By John Grimsley, Middle School Music and Drama Teacher
Last year presented our community with a lot of challenges that required us to be flexible, understanding, and patient. While dealing with new schedules, virtual learning, and safety protocols, we were also confronted with the collective trauma from the pandemic, traumas from racial inequities, and our own unique traumas outside of the MMFS community. I felt motivated at the end of a very hard year to focus my energy on furthering my understanding of trauma-informed (TI) approaches, social-emotional learning (SEL), and culturally responsive teaching. I knew that our mission to become an anti-racist and trauma-informed institution could not stop in the classroom; I wanted to find ways to incorporate this mission into our extracurricular activities and after-school programming.
The University of the Arts offers a Summer Music Studies program, and when I saw a course for Incorporating Social Emotional Learning in Music Ensembles, I quickly signed up for the opportunity to continue my education in this field. This virtual course allowed me to create a five-course unit plan or system of lesson plans centered around SEL and to collaborate with other music educators around the country.
The first part of the course focused on background information and why SEL and TI work were crucial. We synthesized personal understandings of how TI and SEL practices are implemented and core philosophies of the idioms. We utilized base ideas of TI and reflected on how to improve our classrooms based on TI principles. The next section was the what and how of SEL. We studied the Collaborative for Academic, Social, and Emotional Learning (CASEL), five competencies and adjusted lessons from the Scott Edgar book Portraits of
Music Education and Social Emotional Learning.
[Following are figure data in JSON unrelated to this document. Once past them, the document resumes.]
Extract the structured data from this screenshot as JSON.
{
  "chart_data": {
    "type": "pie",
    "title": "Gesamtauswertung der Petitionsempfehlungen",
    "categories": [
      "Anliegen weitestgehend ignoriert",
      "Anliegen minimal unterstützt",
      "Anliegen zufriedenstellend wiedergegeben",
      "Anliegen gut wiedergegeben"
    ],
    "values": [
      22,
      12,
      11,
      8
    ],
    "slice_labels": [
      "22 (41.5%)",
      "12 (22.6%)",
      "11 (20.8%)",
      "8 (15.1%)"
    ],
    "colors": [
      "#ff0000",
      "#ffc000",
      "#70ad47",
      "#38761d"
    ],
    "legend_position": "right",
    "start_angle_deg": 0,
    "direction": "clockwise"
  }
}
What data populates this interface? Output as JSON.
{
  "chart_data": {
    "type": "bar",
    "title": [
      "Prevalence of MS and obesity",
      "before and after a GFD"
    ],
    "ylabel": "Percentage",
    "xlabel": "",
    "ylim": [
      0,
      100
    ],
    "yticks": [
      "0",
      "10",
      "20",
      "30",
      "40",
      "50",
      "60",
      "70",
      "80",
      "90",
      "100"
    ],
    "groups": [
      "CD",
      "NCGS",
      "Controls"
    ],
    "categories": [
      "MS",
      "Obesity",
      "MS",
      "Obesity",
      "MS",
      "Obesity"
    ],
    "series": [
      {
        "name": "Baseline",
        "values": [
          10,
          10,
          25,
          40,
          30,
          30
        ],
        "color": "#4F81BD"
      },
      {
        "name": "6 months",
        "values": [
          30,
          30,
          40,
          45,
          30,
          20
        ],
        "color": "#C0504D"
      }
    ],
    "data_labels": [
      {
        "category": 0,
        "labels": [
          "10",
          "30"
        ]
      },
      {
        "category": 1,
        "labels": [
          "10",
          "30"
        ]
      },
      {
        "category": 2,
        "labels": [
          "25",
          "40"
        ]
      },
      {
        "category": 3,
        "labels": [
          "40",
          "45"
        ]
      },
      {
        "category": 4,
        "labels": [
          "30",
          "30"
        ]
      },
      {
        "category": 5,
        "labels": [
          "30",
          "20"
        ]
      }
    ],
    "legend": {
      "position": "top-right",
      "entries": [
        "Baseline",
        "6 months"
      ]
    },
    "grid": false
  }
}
The final section provided a tactical approach to SEL. We developed personal philosophies of education and created units of study to fit our classrooms, which we shared with each other so that we would have a multitude of materials from many different perspectives. One of the unit plans includes a Music Identity Project in which students create playlists based on the different facets of their identities and how the intersections of their identities make them who they are.
After an entire school year of not participating in ensembles or collaborating with other students, our community needs a lot of guidance to continue to foster relationships with the students and maintain a safe and supportive environment with consideration to our students’ many lived experiences, both from the pandemic and other traumas they bring into class/rehearsal. I feel much better equipped to begin to understand these approaches and improve my teaching practices in a trauma-informed, social-emotional, and culturally responsive way.
A huge thank you to the Parents Association for making this possible. I cannot thank them enough for their continued support in our work in equity, trauma, and social-emotional learning.